Christ’s thirty-three years of earthly life were a righteous fulfillment of all God’s laws that we have sinfully broken (Matthew 5:17). He died as a sin-bearing substitute, suffering God’s holy wrath in the place of sinners (Romans 3:25–26; 2 Corinthians 5:21). And His resurrection proves that His sacrifice was sufficient (Romans 4:23–25; 1 Corinthians 15:3–4). John MacArthur elaborates:
The bodily resurrection of Christ is a fundamental doctrine, because 1 Corinthians 15:14 tells us, “If Christ has not been raised, then our preaching is vain, your faith also is vain.” Romans 10:9 confirms that the resurrection is a fundamental doctrine, and adds another: the lordship of Christ. “If you confess with your mouth Jesus as Lord, and believe in your heart that God raised Him from the dead, you shall be saved.”[5] Reckless Faith, 112.

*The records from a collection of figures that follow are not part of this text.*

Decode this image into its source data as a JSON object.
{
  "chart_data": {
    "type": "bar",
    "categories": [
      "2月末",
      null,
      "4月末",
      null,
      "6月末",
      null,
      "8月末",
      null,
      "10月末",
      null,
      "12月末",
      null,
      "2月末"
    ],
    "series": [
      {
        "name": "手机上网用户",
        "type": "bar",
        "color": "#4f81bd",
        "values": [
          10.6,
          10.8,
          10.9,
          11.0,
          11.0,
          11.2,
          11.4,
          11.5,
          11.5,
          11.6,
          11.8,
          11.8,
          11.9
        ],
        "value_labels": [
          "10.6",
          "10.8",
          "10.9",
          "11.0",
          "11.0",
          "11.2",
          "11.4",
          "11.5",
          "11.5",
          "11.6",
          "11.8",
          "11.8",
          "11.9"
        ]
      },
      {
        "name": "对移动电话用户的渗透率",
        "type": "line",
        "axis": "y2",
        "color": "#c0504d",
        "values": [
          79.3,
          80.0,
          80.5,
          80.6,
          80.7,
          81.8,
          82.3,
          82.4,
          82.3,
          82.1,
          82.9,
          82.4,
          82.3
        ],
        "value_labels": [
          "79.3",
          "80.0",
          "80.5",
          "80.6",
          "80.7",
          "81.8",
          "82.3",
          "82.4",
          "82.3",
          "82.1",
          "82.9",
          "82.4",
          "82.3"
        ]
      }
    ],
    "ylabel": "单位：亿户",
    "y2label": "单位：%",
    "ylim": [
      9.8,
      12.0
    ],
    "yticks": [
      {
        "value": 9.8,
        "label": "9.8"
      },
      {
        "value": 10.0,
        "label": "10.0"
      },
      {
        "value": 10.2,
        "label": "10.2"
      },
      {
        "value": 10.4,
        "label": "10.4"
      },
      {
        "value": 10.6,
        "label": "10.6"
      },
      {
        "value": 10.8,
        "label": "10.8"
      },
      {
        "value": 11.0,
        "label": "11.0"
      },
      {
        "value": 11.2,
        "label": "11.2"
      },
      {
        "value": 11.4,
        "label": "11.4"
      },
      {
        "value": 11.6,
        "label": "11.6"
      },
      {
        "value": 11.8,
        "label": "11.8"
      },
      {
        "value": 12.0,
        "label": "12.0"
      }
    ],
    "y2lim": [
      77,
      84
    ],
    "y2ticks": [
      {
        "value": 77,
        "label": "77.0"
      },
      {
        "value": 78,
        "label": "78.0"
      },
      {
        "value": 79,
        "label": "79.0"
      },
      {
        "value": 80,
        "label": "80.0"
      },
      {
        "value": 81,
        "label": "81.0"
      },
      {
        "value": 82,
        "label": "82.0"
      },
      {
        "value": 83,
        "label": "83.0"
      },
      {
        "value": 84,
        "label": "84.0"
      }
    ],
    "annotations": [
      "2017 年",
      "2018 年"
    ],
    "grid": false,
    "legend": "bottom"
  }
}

There is a major implication in confessing Jesus as Lord: Trusting Him as Savior also means submitting to His lordship.
What Christ Demands
Saving faith goes far beyond verbal acknowledgment or mental agreement. Saving faith is a repentant faith. Turning to Christ in faith always implies turning away from sin. That’s why Jesus said: “Unless you repent, you will all likewise perish” (Luke 13:3, 5). Those who confess faith in Christ but continue to engage in a lifestyle of unrepentant sin are not justified by faith because their “faith” is a false faith (1 John 3:4–10). It is only the faith evidenced by repentance that is true justifying faith. John MacArthur explains the importance of this doctrine:
According to Romans 4:4–5, justification by faith is a fundamental doctrine as well: “Now to the one who works, his wage is not reckoned as a favor, but as what is due. But to the one who does not work, but believes in Him who justifies the ungodly, his faith is reckoned as righteousness” (emphasis added). In other words, those who seek acceptance before God on the ground of their own righteousness will find they fall short (Romans 3:27–28; Galatians 2:16–3:29). Only those who trust God to impute Christ’s perfect righteousness to them are accounted truly righteous. This is precisely the difference between Roman Catholic doctrine and the Gospel set forth in Scripture. It is at the heart of all doctrine that is truly fundamental.[6] Reckless Faith, 112.
Though they can be listed in different ways, fundamental doctrines concerning salvation always revolve around the core truths of who God is, who man is, what Christ has done, and what Christ demands of the sinner. They are not up for debate or compromise—they simply must be affirmed.